57,590 pages over 200 books averages out to about 289 pages per book. I love to watch this average go up and down as I add to the list. I’m trying to push this number higher by reading bigger books, but it’s a surprisingly hard thing to do. Ah, statistics.
The smallest title is Charlotte Perkins Gilman’s The Yellow Wallpaper at 29 pages. This is actually a short story, but I have no desire to take it off my list.
The 25 to 100 page range is mostly poetry, and books I read in elementary school average about 150 pages.
The longest titles are Ezra Pound’s The Cantos and JK Rowling’s Harry Potter and the Order of the Phoenix at 896 pages each (depending on the edition) following by Dan Simmons’s The Terror at 784. Only one of these books I really enjoyed, and I’ll leave you to decide which.
Publication year
This is the next best part of the spreadsheet because once again I can watch the average number bounce up and down.
The earliest title on my list is Sophocles’s Oedipus Rex from around the year 429. The most recent is George Saunders’s Lincoln in the Bardo published in 2018. The average year is 1940, so clearly I don’t read a ton of contemporary work.
I think it might be interesting to go back and make a list of every year from 1800 to 2020 and try to check off a book from each year, but that is a lot of books. I haven’t even read anything from 2019 yet, which really makes me doubt my status as a book worm.
Format
I did my best to keep track of what formats I read these books in to the best of my memory. Physical books (hard cover and soft cover) dominate, but audiobooks and digital formats are on the rise as about 90% of the books I’ve read in the past few months fall into that category.

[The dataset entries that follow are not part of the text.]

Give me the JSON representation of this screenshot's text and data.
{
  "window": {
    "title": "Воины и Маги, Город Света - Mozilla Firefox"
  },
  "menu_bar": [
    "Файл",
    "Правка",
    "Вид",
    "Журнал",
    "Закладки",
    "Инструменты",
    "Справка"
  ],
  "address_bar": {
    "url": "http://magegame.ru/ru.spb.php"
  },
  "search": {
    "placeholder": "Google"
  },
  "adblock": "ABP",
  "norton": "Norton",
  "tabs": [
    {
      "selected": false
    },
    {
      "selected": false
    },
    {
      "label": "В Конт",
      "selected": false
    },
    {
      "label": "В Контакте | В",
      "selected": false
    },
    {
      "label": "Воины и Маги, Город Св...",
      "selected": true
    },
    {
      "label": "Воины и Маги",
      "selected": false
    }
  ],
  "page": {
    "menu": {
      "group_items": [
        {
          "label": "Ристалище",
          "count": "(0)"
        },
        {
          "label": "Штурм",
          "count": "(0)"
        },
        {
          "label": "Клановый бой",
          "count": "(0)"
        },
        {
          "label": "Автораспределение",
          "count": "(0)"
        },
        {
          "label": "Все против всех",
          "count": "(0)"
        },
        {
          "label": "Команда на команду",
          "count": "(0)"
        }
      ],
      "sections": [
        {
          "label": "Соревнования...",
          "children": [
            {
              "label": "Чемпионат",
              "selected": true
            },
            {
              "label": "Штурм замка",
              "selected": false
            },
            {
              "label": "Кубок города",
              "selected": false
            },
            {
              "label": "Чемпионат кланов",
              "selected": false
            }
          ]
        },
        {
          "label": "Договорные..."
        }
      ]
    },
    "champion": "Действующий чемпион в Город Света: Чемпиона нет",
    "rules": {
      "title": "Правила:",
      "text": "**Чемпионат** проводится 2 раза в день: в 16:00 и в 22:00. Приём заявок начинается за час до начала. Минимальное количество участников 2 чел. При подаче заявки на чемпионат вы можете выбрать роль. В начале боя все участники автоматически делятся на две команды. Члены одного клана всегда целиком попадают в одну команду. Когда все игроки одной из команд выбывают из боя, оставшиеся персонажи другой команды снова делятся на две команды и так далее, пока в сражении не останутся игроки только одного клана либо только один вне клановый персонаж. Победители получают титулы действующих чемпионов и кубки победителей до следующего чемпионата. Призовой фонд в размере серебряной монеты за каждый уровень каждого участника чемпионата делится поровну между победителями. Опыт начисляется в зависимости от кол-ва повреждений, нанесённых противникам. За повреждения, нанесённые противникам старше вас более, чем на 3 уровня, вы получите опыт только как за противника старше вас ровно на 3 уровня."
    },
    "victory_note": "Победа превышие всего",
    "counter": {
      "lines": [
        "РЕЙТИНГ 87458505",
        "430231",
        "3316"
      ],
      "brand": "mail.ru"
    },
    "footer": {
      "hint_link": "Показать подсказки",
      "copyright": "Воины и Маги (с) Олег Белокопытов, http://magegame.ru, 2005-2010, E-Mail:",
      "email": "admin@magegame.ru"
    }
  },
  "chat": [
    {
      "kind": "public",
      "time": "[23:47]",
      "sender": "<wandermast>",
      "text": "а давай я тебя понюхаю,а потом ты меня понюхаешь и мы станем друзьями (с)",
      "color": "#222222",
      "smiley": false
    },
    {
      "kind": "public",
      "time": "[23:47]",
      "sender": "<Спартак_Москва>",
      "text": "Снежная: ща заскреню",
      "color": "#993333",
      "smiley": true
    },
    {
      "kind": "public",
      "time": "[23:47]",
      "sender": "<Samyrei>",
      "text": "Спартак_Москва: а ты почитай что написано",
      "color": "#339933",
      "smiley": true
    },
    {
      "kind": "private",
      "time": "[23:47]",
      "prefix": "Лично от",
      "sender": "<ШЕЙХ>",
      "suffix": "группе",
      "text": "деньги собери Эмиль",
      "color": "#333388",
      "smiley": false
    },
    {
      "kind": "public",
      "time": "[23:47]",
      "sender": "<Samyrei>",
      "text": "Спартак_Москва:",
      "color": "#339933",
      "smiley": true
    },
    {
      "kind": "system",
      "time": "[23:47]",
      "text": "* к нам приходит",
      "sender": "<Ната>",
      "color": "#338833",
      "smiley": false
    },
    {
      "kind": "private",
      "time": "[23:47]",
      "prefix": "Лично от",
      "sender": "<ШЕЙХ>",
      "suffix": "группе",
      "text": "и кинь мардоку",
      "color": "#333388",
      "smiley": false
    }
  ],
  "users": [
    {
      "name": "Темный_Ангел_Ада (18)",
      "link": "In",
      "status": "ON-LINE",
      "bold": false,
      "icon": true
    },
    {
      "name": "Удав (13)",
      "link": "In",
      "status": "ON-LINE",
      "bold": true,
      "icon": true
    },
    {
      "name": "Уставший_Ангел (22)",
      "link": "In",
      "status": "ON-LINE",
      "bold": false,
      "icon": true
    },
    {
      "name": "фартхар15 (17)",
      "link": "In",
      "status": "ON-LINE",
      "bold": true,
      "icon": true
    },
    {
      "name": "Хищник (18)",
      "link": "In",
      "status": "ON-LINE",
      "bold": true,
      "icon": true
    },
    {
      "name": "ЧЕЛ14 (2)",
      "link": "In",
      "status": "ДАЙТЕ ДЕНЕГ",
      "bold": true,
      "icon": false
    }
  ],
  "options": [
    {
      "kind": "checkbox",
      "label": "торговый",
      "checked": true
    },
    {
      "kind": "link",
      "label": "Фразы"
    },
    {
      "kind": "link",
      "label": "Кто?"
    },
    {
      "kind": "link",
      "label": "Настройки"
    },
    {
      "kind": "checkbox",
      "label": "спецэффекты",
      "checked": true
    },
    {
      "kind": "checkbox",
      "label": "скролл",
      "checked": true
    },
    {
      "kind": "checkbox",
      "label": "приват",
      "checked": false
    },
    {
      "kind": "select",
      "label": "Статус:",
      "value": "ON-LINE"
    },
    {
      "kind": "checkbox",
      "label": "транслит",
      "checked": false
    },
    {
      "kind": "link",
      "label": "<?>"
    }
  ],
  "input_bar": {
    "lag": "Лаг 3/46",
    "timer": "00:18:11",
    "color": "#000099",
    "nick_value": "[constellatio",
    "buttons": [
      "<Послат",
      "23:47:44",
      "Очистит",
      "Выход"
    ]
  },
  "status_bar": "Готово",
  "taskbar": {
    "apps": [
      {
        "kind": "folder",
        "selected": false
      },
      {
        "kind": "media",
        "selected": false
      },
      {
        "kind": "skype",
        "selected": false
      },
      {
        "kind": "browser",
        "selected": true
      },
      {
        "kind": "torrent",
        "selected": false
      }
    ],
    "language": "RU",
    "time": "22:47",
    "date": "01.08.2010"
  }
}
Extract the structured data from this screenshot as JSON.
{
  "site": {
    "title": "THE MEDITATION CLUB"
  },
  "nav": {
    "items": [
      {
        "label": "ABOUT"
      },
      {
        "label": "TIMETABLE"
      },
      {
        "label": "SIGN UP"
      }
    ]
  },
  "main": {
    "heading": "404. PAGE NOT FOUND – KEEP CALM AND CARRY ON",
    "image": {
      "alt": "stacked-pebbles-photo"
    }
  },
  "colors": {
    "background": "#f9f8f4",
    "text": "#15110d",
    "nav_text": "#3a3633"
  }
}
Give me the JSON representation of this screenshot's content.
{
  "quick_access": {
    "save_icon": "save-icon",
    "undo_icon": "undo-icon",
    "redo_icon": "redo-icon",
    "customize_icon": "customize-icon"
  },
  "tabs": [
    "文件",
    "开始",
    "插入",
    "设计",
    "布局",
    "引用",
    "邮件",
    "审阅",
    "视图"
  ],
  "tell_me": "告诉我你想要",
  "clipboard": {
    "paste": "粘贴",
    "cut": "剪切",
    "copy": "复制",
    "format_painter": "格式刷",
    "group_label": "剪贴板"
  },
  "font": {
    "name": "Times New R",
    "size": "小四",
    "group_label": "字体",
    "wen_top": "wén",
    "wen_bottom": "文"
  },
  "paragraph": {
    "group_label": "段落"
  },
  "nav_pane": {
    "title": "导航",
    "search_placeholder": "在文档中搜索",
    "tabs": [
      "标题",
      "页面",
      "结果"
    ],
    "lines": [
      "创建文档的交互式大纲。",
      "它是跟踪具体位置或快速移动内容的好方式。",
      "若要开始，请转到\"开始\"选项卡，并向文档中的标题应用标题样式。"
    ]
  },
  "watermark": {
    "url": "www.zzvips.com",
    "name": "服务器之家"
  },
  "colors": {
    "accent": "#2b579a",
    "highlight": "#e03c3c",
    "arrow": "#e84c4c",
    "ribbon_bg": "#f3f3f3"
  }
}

I absolutely love physical books and do prefer them when I can, but there’s a lot to be said about the convenience of the other formats.
Purpose
As I said in my introductory post, going to college sort of killed my love for (and my time for!) reading for fun, so it’s not surprising to me to see that only 6 of the 33 books I read during graduate school were for fun (I did better in undergrad where 21 of the 53 books I read were for fun.)
I’m happy to report, though, that every single one of the 28 books I’ve read since graduation (9 months ago!) were read for fun.
14 of the 38 books I read during high school were for fun. I’m close to having read more in a year than I did over the whole four years of high school, which I think says a lot about how I read when I’m not being told to do so.
Genre
I almost didn’t include genre 1) because it can be tricky to define and 2) it says very little about my reading. Most of the books I read fall into the vague category of “fiction” but it is genuinely a pretty mixed bag. I read poetry, non-fiction, memoir, fantasy, historical fiction – a little bit of everything. Again, I read what seems interesting, so there’s not much for me to say about genre. I couldn’t even pick a favorite if you asked.
& In Conclusion
Looking at my reading in this way has helped me tremendously in understanding what I read and how I read, and I highly recommend it to anyone with a great love for books. I also find it motivating, as I love getting to fill out a new line in the sheet and see the data move. Geeky, but it works.
It also helps me set goals for the future. I can’t say I expect to read 100 new books in 2020, but I think 50 is a healthy number. I also hope to push towards some purposeful changes in the data – maybe raising the average number of pages in a book or the percentage of foreign-published books I read. As someone who is still trying to recover from a reading burn-out, I’ll take any motivation I can find to read something new.